Species of flowering plant

Ambrosia monogyra is a species of flowering plant in the sunflower family commonly known as the singlewhorl burrobrush, leafy burrobush, slender burrobush, and desert fragrance. Ambrosia monogyra is native to North America and is typically found in canyons, desert washes, and ravines throughout arid parts of the southwestern United States and northern Mexico. This species has green, threadlike leaves that emit a distinctive odor when crushed, and flowers from August to November. The fruits have distinctive wings in their middle that aid in dispersion through wind and water.

==Description==
Amsrosia monogyra is a shrub 1–4 m tall. The leaves are very thin and thread-like, alternately arranged, and sometimes divided into thread-like lobes. The staminate flowers have translucent white corollas and the pistillate flowers are rounded, fruit-bearing structures. The fruit is an achene with a single whorl of several papery wings.

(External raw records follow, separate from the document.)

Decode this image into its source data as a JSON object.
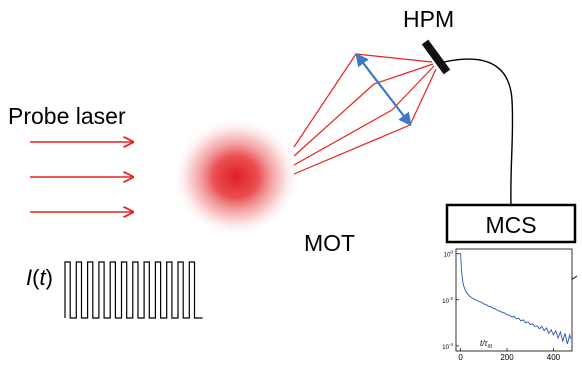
{
  "labels": {
    "probe_laser": "Probe laser",
    "hpm": "HPM",
    "mot": "MOT",
    "mcs": "MCS",
    "intensity_symbol": "I",
    "intensity_arg_open": "(",
    "intensity_arg": "t",
    "intensity_arg_close": ")"
  },
  "colors": {
    "laser": "#e8221f",
    "lens": "#3a78c8",
    "cloud": "#e52a2a",
    "ink": "#000000",
    "trace": "#2a55b0"
  },
  "pulse_train": {
    "pulse_count": 12
  },
  "chart_data": {
    "type": "line",
    "title": "",
    "xlabel": "t/τ_at",
    "xlabel_main": "t/τ",
    "xlabel_sub": "at",
    "ylabel": "",
    "y_scale": "log",
    "xlim": [
      -20,
      480
    ],
    "ylim": [
      6e-05,
      1.6
    ],
    "x_ticks": [
      "0",
      "200",
      "400"
    ],
    "x_tick_values": [
      0,
      200,
      400
    ],
    "y_ticks": [
      {
        "base": "10",
        "exp": "0",
        "value": 1
      },
      {
        "base": "10",
        "exp": "-2",
        "value": 0.01
      },
      {
        "base": "10",
        "exp": "-4",
        "value": 0.0001
      }
    ],
    "grid": false,
    "legend": "none",
    "series": [
      {
        "x": [
          -20,
          -15,
          -10,
          -5,
          0,
          2,
          4,
          6,
          8,
          10,
          14,
          18,
          22,
          26,
          30,
          40,
          50,
          60,
          70,
          80,
          90,
          100,
          110,
          120,
          130,
          140,
          150,
          160,
          170,
          180,
          190,
          200,
          210,
          220,
          230,
          240,
          250,
          260,
          270,
          280,
          290,
          300,
          310,
          320,
          330,
          340,
          350,
          360,
          370,
          380,
          390,
          400,
          410,
          420,
          430,
          440,
          450,
          460,
          470,
          475
        ],
        "y": [
          1.0,
          1.0,
          1.0,
          1.0,
          1.0,
          0.35,
          0.18,
          0.11,
          0.075,
          0.055,
          0.038,
          0.029,
          0.024,
          0.02,
          0.018,
          0.014,
          0.012,
          0.0105,
          0.0093,
          0.0085,
          0.0078,
          0.0066,
          0.0062,
          0.0052,
          0.005,
          0.0043,
          0.004,
          0.0034,
          0.0032,
          0.0028,
          0.0027,
          0.0022,
          0.0022,
          0.0018,
          0.0019,
          0.0015,
          0.0016,
          0.0012,
          0.00135,
          0.001,
          0.0011,
          0.00085,
          0.0009,
          0.0007,
          0.00075,
          0.00055,
          0.0007,
          0.00045,
          0.0006,
          0.00035,
          0.0005,
          0.0003,
          0.00045,
          0.00022,
          0.0004,
          0.00016,
          0.00035,
          0.00012,
          0.0003,
          0.0002
        ]
      }
    ]
  }
}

==Distribution and habitat==
The plant is native to the southwestern United States, including the states of California, Arizona, New Mexico, Texas, and northern Mexico, where it is found in Baja California, Baja California Sur, Chihuahua, Sinaloa, Sonora.

Habitats it is found in include California chaparral and woodlands in the Peninsular Ranges of Southern California and northern Baja California. The plant also grows in washes and ravines in desert areas.